“Jesus, it’s just a little pill,” I chided myself when I balked at swallowing the smallest and most innocuous-looking pill I had ever seen. It felt as light as an eyelash. I had taken pills three times this size trying to beat back menstrual cramps or to avoid malaria in India.
“What’s the big fucking deal? It’s just 25 mg of Zoloft. Take it!” Now I was hysterically screaming in my head, while my husband brushed his teeth next to me at his sink.
I couldn’t believe how hard it was to swallow the pill. The hardest part was supposed to be over, right? I had survived the C-section and its attendant pain. Sure, I was still soaking pads with blood almost everyday, but even I had to admit I wasn’t going to die.
But Depression had come unbidden, casting ominous shadows over everything. I was actually grateful my Depression wasn’t subtle. If the Grim Reaper is the Angel of Death, Depression is a seriously pissed off, insatiable asshole whose chief attribute is greed– she wanted all my joy, my spirit, my will and my light.
I pinpointed the day she dropped her bags in my psyche as the day I spent the afternoon certain that Sadie’s umbilical cord was infected (so of course she was going to die), while watching Will and Grace re-runs. I knew Depression had arrived, not because I felt her hot breath on my sore neck, but because nothing that Jack, the hilarious queen of Will and Grace, did made me laugh.
“I have to take this to enjoy my baby? Isn’t the bliss of motherhood my birthright? It’s bullshit that I need medication to enjoy my baby.” I continued my internal debate, while Jeff moved silently around me getting ready for bed.
My shrink had not hesitated to offer a prescription; he wanted me to enjoy my baby. Still I resisted.
“Bob Dole told the world he needed Viagra, so you should be able to swallow a pill for depression! Get a grip!”
I shook the bottle.

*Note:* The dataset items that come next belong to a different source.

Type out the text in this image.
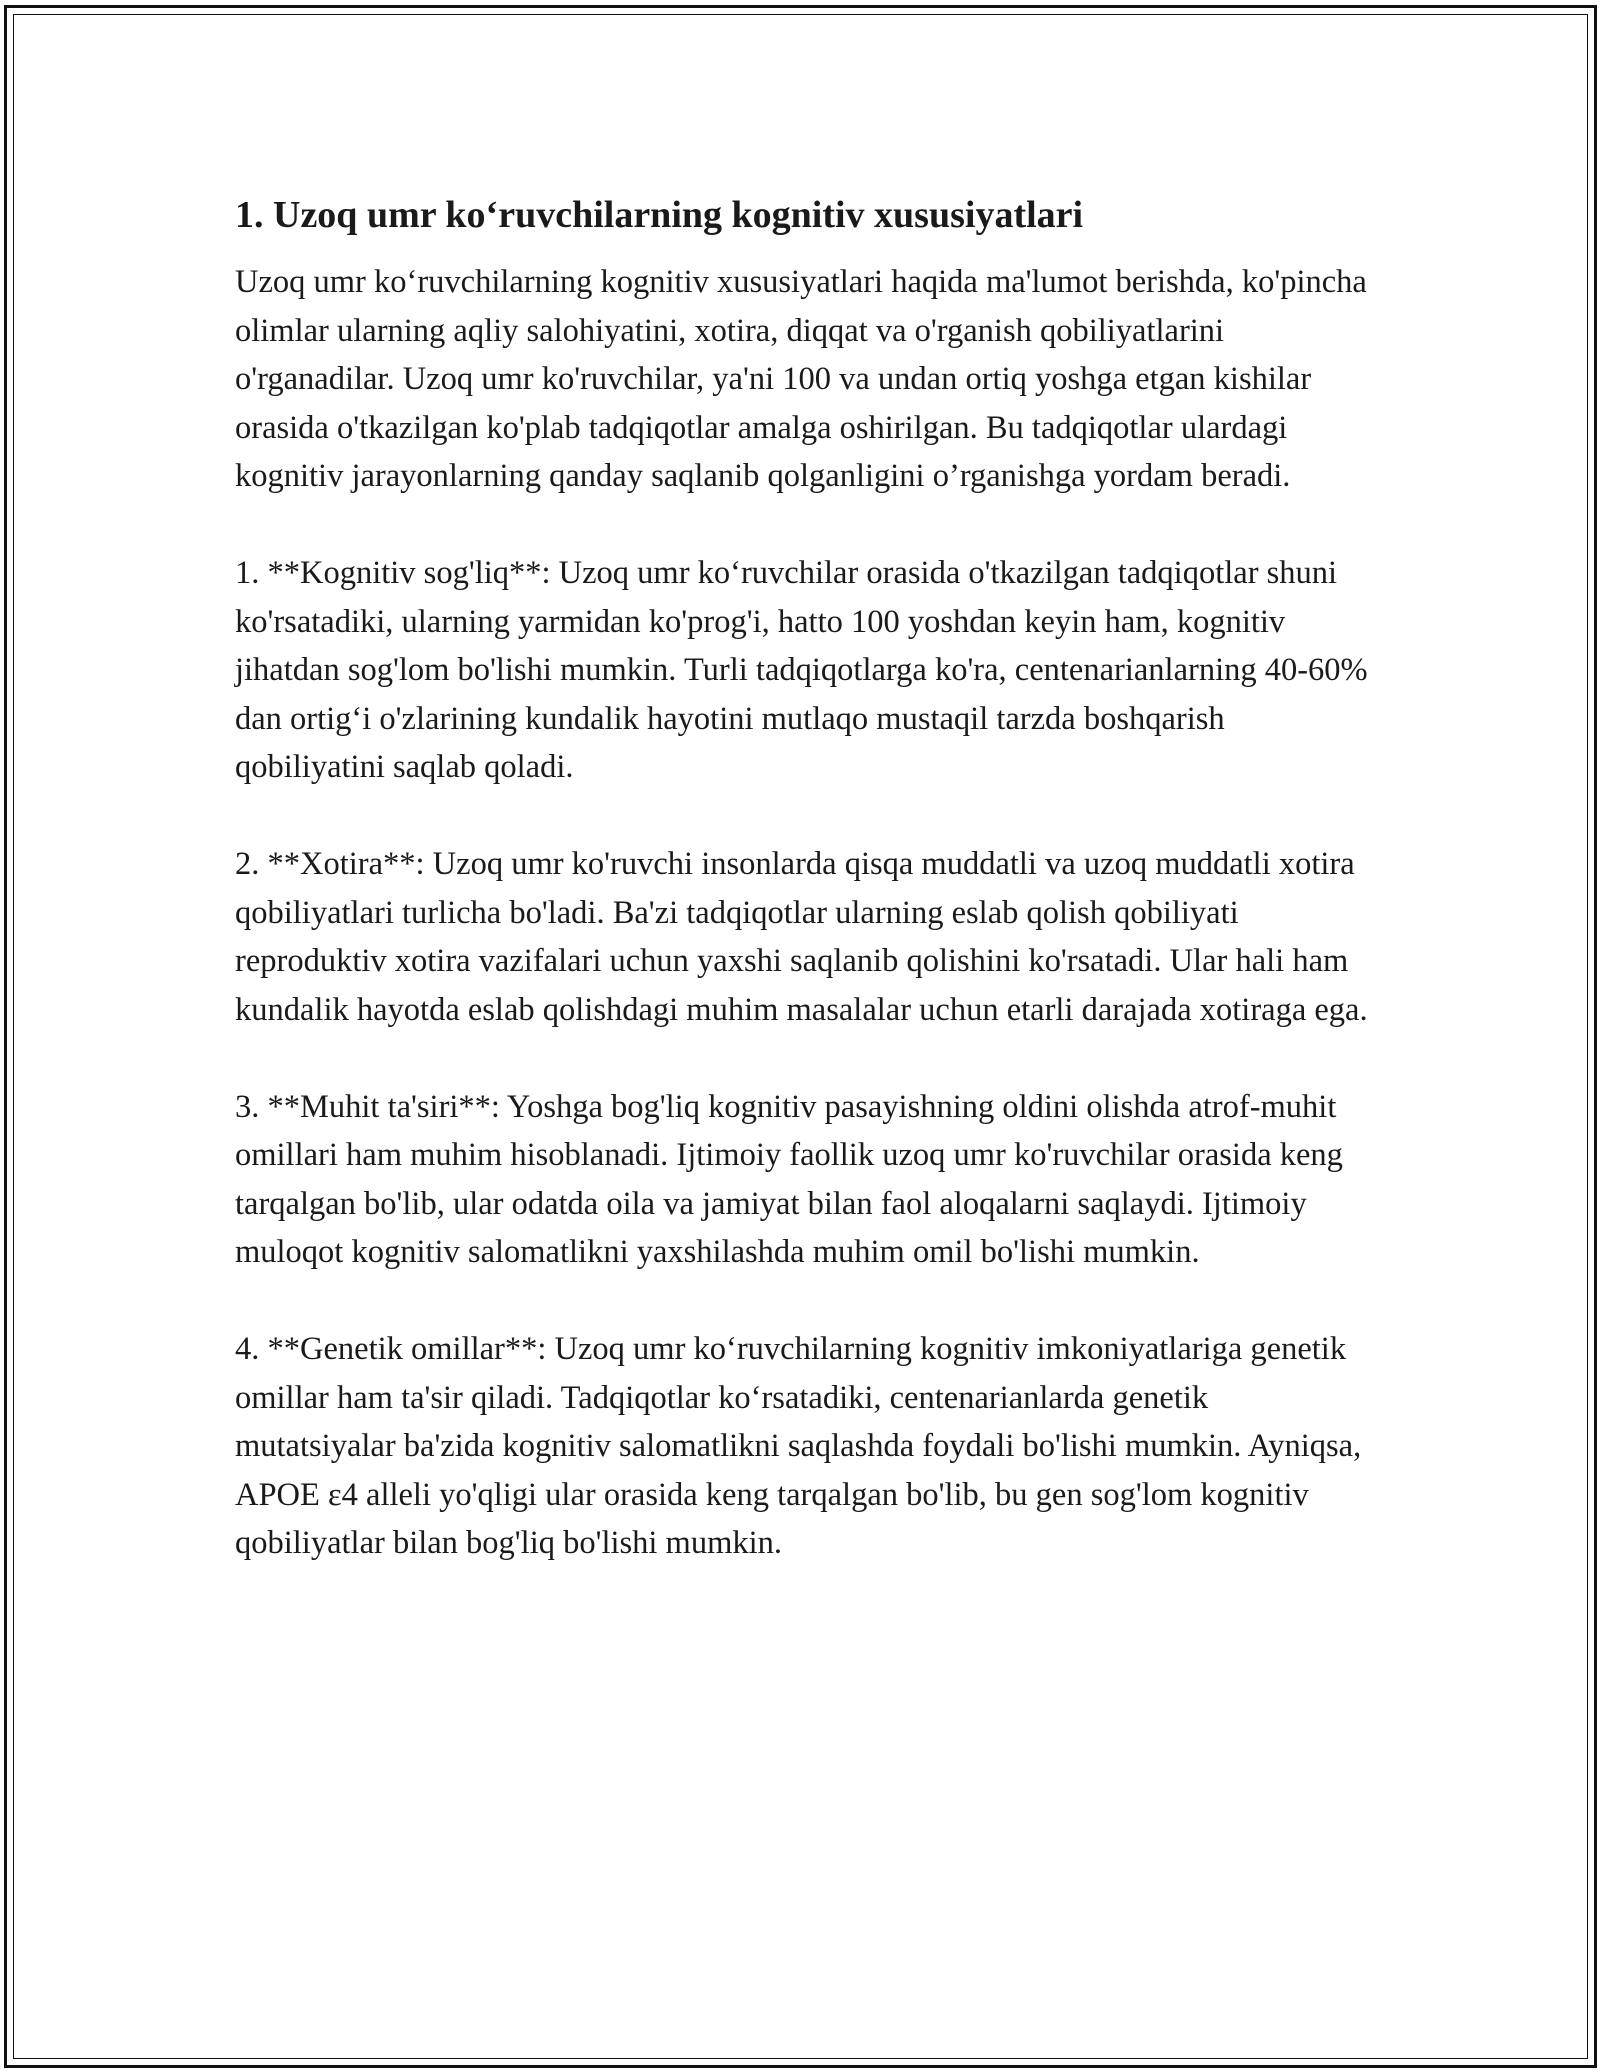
1. Uzoq umr ko‘ruvchilarning kognitiv xususiyatlari

Uzoq umr ko‘ruvchilarning kognitiv xususiyatlari haqida ma'lumot berishda, ko'pincha olimlar ularning aqliy salohiyatini, xotira, diqqat va o'rganish qobiliyatlarini o'rganadilar. Uzoq umr ko'ruvchilar, ya'ni 100 va undan ortiq yoshga etgan kishilar orasida o'tkazilgan ko'plab tadqiqotlar amalga oshirilgan. Bu tadqiqotlar ulardagi kognitiv jarayonlarning qanday saqlanib qolganligini o’rganishga yordam beradi.

1. **Kognitiv sog'liq**: Uzoq umr ko‘ruvchilar orasida o'tkazilgan tadqiqotlar shuni ko'rsatadiki, ularning yarmidan ko'prog'i, hatto 100 yoshdan keyin ham, kognitiv jihatdan sog'lom bo'lishi mumkin. Turli tadqiqotlarga ko'ra, centenarianlarning 40-60% dan ortig‘i o'zlarining kundalik hayotini mutlaqo mustaqil tarzda boshqarish qobiliyatini saqlab qoladi.

2. **Xotira**: Uzoq umr ko'ruvchi insonlarda qisqa muddatli va uzoq muddatli xotira qobiliyatlari turlicha bo'ladi. Ba'zi tadqiqotlar ularning eslab qolish qobiliyati reproduktiv xotira vazifalari uchun yaxshi saqlanib qolishini ko'rsatadi. Ular hali ham kundalik hayotda eslab qolishdagi muhim masalalar uchun etarli darajada xotiraga ega.

3. **Muhit ta'siri**: Yoshga bog'liq kognitiv pasayishning oldini olishda atrof-muhit omillari ham muhim hisoblanadi. Ijtimoiy faollik uzoq umr ko'ruvchilar orasida keng tarqalgan bo'lib, ular odatda oila va jamiyat bilan faol aloqalarni saqlaydi. Ijtimoiy muloqot kognitiv salomatlikni yaxshilashda muhim omil bo'lishi mumkin.

4. **Genetik omillar**: Uzoq umr ko‘ruvchilarning kognitiv imkoniyatlariga genetik omillar ham ta'sir qiladi. Tadqiqotlar ko‘rsatadiki, centenarianlarda genetik mutatsiyalar ba'zida kognitiv salomatlikni saqlashda foydali bo'lishi mumkin. Ayniqsa, APOE ε4 alleli yo'qligi ular orasida keng tarqalgan bo'lib, bu gen sog'lom kognitiv qobiliyatlar bilan bog'liq bo'lishi mumkin.
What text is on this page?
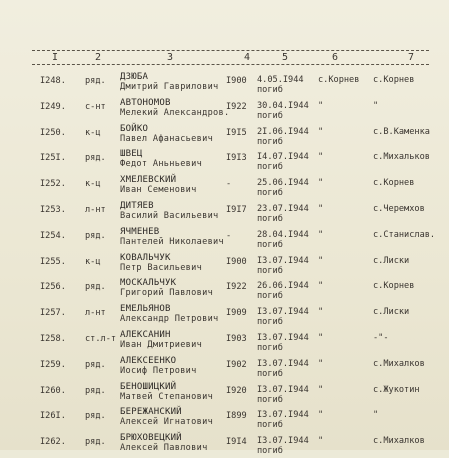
I	2	3	4	5	6	7
I248. ряд. ДЗЮБА
Дмитрий Гаврилович
I900 4.05.I944
погиб
с.Корнев с.Корнев
I249. с-нт АВТОНОМОВ
Мелекий Александров.
I922 30.04.I944
погиб
"	"
I250. к-ц БОЙКО
Павел Афанасьевич
I9I5 2I.06.I944
погиб
"	с.В.Каменка
I25I. ряд. ШВЕЦ
Федот Аньньевич
I9I3 I4.07.I944
погиб
"	с.Михальков
I252. к-ц ХМЕЛЕВСКИЙ
Иван Семенович
-	25.06.I944
погиб
"	с.Корнев
I253. л-нт ДИТЯЕВ
Василий Васильевич
I9I7 23.07.I944
погиб
"	с.Черемхов
I254. ряд. ЯЧМЕНЕВ
Пантелей Николаевич
-	28.04.I944
погиб
"	с.Станислав.
I255. к-ц КОВАЛЬЧУК
Петр Васильевич
I900 I3.07.I944
погиб
"	с.Лиски
I256. ряд. МОСКАЛЬЧУК
Григорий Павлович
I922 26.06.I944
погиб
"	с.Корнев
I257. л-нт ЕМЕЛЬЯНОВ
Александр Петрович
I909 I3.07.I944
погиб
"	с.Лиски
I258. ст.л-т АЛЕКСАНИН
Иван Дмитриевич
I903 I3.07.I944
погиб
"	-"-
I259. ряд. АЛЕКСЕЕНКО
Иосиф Петрович
I902 I3.07.I944
погиб
"	с.Михалков
I260. ряд. БЕНОШИЦКИЙ
Матвей Степанович
I920 I3.07.I944
погиб
"	с.Жукотин
I26I. ряд. БЕРЕЖАНСКИЙ
Алексей Игнатович
I899 I3.07.I944
погиб
"	"
I262. ряд. БРЮХОВЕЦКИЙ
Алексей Павлович
I9I4 I3.07.I944
погиб
"	с.Михалков
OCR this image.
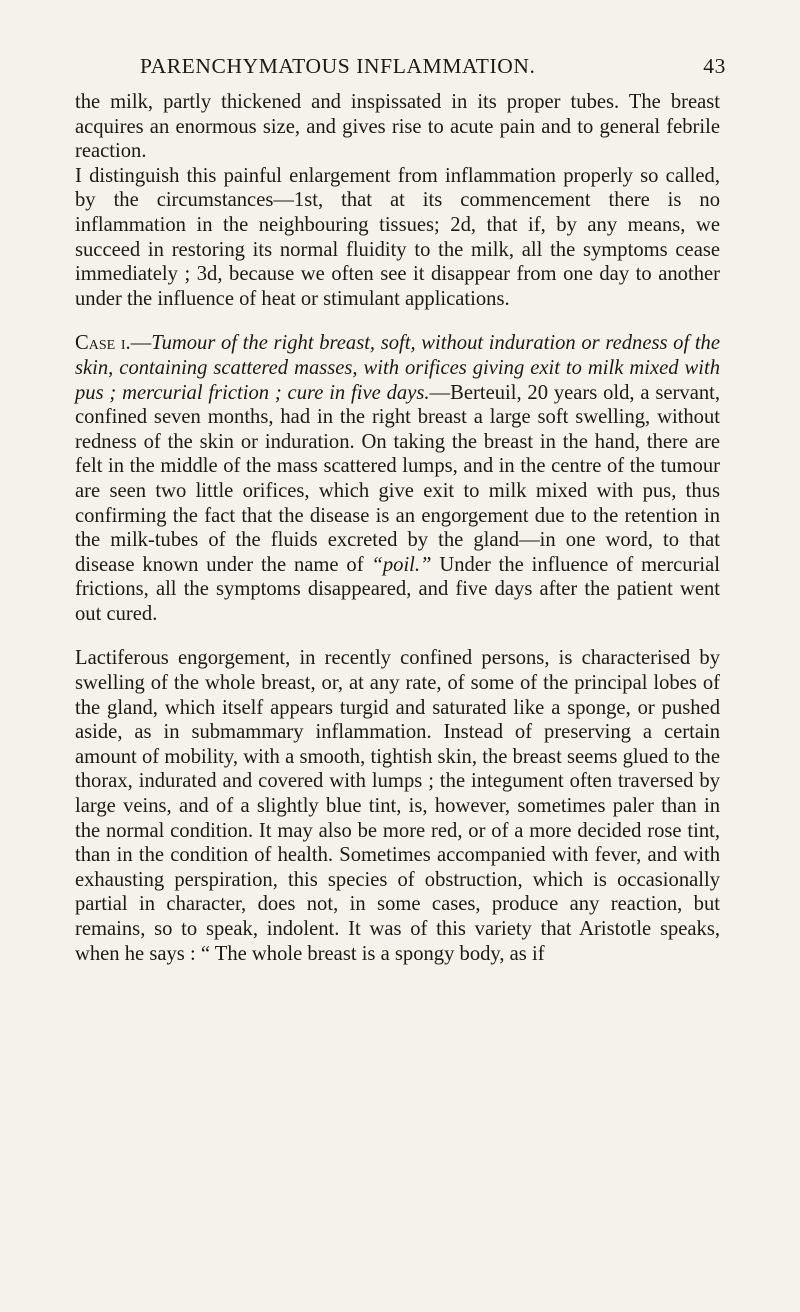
PARENCHYMATOUS INFLAMMATION.	43

the milk, partly thickened and inspissated in its proper tubes. The breast acquires an enormous size, and gives rise to acute pain and to general febrile reaction.

I distinguish this painful enlargement from inflammation properly so called, by the circumstances—1st, that at its commencement there is no inflammation in the neighbouring tissues; 2d, that if, by any means, we succeed in restoring its normal fluidity to the milk, all the symptoms cease immediately ; 3d, because we often see it disappear from one day to another under the influence of heat or stimulant applications.

Case i.—Tumour of the right breast, soft, without induration or redness of the skin, containing scattered masses, with orifices giving exit to milk mixed with pus ; mercurial friction ; cure in five days.—Berteuil, 20 years old, a servant, confined seven months, had in the right breast a large soft swelling, without redness of the skin or induration. On taking the breast in the hand, there are felt in the middle of the mass scattered lumps, and in the centre of the tumour are seen two little orifices, which give exit to milk mixed with pus, thus confirming the fact that the disease is an engorgement due to the retention in the milk-tubes of the fluids excreted by the gland—in one word, to that disease known under the name of “poil.” Under the influence of mercurial frictions, all the symptoms disappeared, and five days after the patient went out cured.

Lactiferous engorgement, in recently confined persons, is characterised by swelling of the whole breast, or, at any rate, of some of the principal lobes of the gland, which itself appears turgid and saturated like a sponge, or pushed aside, as in submammary inflammation. Instead of preserving a certain amount of mobility, with a smooth, tightish skin, the breast seems glued to the thorax, indurated and covered with lumps ; the integument often traversed by large veins, and of a slightly blue tint, is, however, sometimes paler than in the normal condition. It may also be more red, or of a more decided rose tint, than in the condition of health. Sometimes accompanied with fever, and with exhausting perspiration, this species of obstruction, which is occasionally partial in character, does not, in some cases, produce any reaction, but remains, so to speak, indolent. It was of this variety that Aristotle speaks, when he says : “ The whole breast is a spongy body, as if
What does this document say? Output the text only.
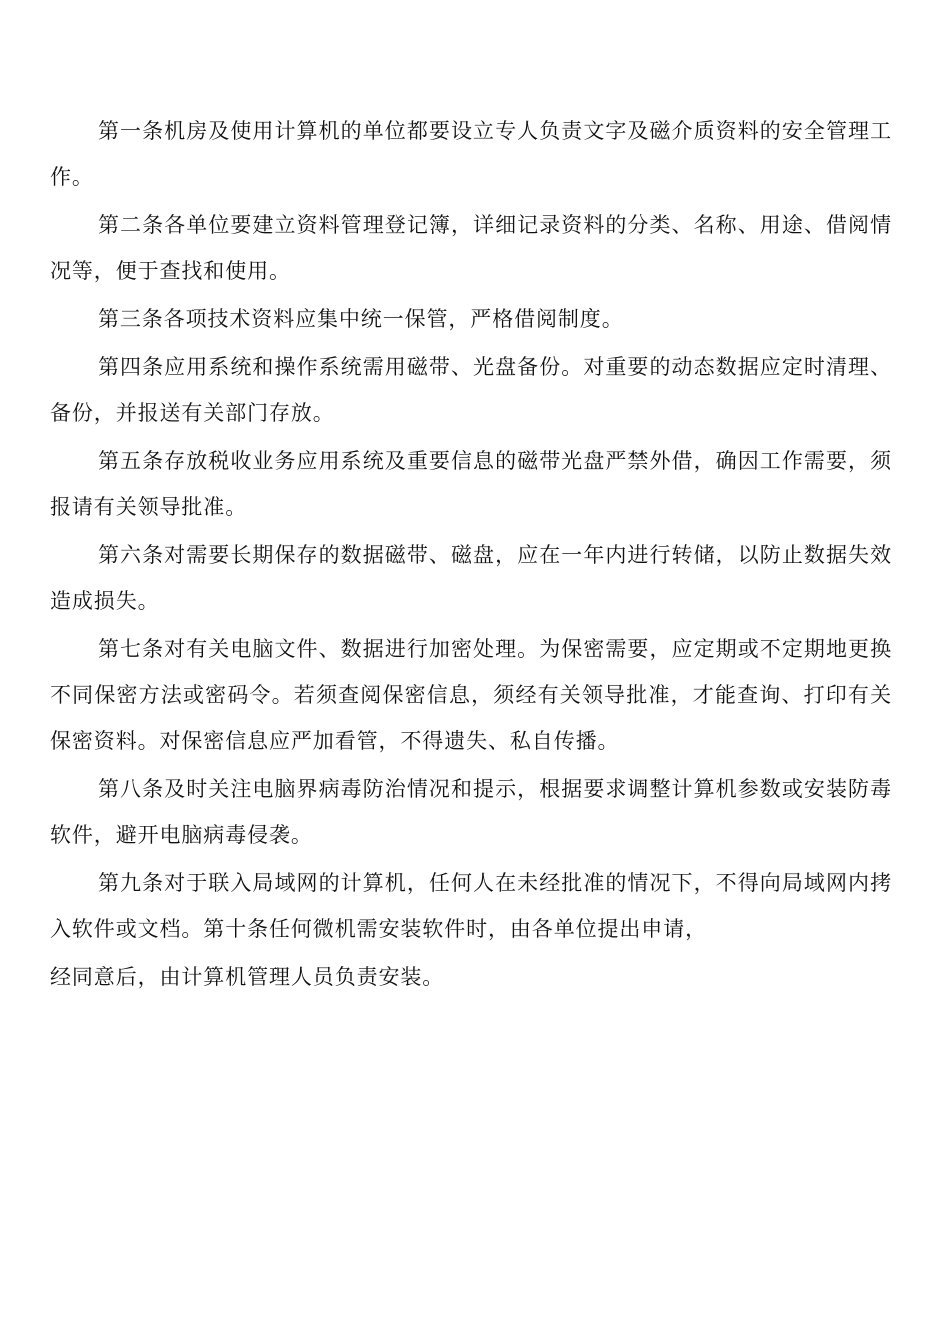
第一条机房及使用计算机的单位都要设立专人负责文字及磁介质资料的安全管理工作。

第二条各单位要建立资料管理登记簿，详细记录资料的分类、名称、用途、借阅情况等，便于查找和使用。

第三条各项技术资料应集中统一保管，严格借阅制度。

第四条应用系统和操作系统需用磁带、光盘备份。对重要的动态数据应定时清理、备份，并报送有关部门存放。

第五条存放税收业务应用系统及重要信息的磁带光盘严禁外借，确因工作需要，须报请有关领导批准。

第六条对需要长期保存的数据磁带、磁盘，应在一年内进行转储，以防止数据失效造成损失。

第七条对有关电脑文件、数据进行加密处理。为保密需要，应定期或不定期地更换不同保密方法或密码令。若须查阅保密信息，须经有关领导批准，才能查询、打印有关保密资料。对保密信息应严加看管，不得遗失、私自传播。

第八条及时关注电脑界病毒防治情况和提示，根据要求调整计算机参数或安装防毒软件，避开电脑病毒侵袭。

第九条对于联入局域网的计算机，任何人在未经批准的情况下，不得向局域网内拷入软件或文档。第十条任何微机需安装软件时，由各单位提出申请，

经同意后，由计算机管理人员负责安装。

I had a three-month supply thanks to Costco pharmacy’s unsurprising policy that I had to order in bulk. I studied the one in my hand and reminded myself that I had not hesitated to take the full complement of drugs the hospital offered after my C-section. In fact, I rather enjoyed the appetite suppression from the Norco.
I tried to appeal to my vanity. “Swallow, Christie, maybe you will lose weight faster.” After all, that extra baby weight wasn’t helping with Depression.
I heard Sadie let out a cry from her co-sleeper. According to the clock, she wasn’t due for a feeding for another hour. I felt my breasts tingle in anticipation of the imminent feeding; my heart tingled with rage at my devastating lack of control.
“Maybe this pill will make these moments easier,” I spoke more gently to myself.